When the meat is tender, lift it out into a clean bowl with a slotted spoon and simmer the coconut milk a little longer until it is reduced by about a third. If it has already reduced a lot during cooking, omit this part. Add the curry paste, tamarind liquid, lemon juice and palm sugar now. Add back the beef to the pan and continue simmering until the gravy has thickened slightly. Serve with rice.

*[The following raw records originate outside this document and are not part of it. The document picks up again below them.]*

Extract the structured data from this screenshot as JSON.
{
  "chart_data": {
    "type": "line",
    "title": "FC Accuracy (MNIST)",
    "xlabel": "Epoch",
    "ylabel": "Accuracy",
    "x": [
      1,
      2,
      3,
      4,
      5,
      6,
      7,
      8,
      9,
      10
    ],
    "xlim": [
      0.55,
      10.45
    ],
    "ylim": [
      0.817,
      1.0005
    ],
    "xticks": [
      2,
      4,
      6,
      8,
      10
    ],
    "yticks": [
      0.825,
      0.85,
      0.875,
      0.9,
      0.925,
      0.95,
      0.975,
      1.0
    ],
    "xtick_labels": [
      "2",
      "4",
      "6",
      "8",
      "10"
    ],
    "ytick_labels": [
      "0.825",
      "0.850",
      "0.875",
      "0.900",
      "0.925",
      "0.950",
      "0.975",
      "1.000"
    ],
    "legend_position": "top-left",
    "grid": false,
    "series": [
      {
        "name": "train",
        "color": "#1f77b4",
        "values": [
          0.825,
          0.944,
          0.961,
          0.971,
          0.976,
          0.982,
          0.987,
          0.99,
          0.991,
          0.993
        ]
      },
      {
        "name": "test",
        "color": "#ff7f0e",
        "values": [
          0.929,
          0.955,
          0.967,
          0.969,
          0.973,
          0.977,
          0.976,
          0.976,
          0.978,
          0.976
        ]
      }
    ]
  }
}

Apologies for no photos here but I can assure you that this is one of our favourite curries. I found it strange to add the actual curry paste at the end but it all worked out well and the taste was lovely. 

Bon appetit!

13 thoughts on “Krung Kaeng Masaman Curry Paste

  1. I agree with you, it does seem strange to add the paste at the end. I would assume that the flavour would be more intense but the meat would have less of that soaked up curry deliciousness? Looks like a goer 🙂

  2. mmmm. that paste looks delish. Yep, I would definitely begin with the curry paste but I did not know that covering the pot with the lid would curdle coconut milk! You learn something new every day 🙂

    1. I found it really odd not frying or dry cooking the paste first and cooking the raw meat in the coconut milk first Bernice! It works though and works really well 😄

  3. Rice bran oil? wow! i’ve all sorts of pastes in my fridge right now. They are very handy once made. I was looking forward to the photo of that curry you made but never mind. Maybe next tiime!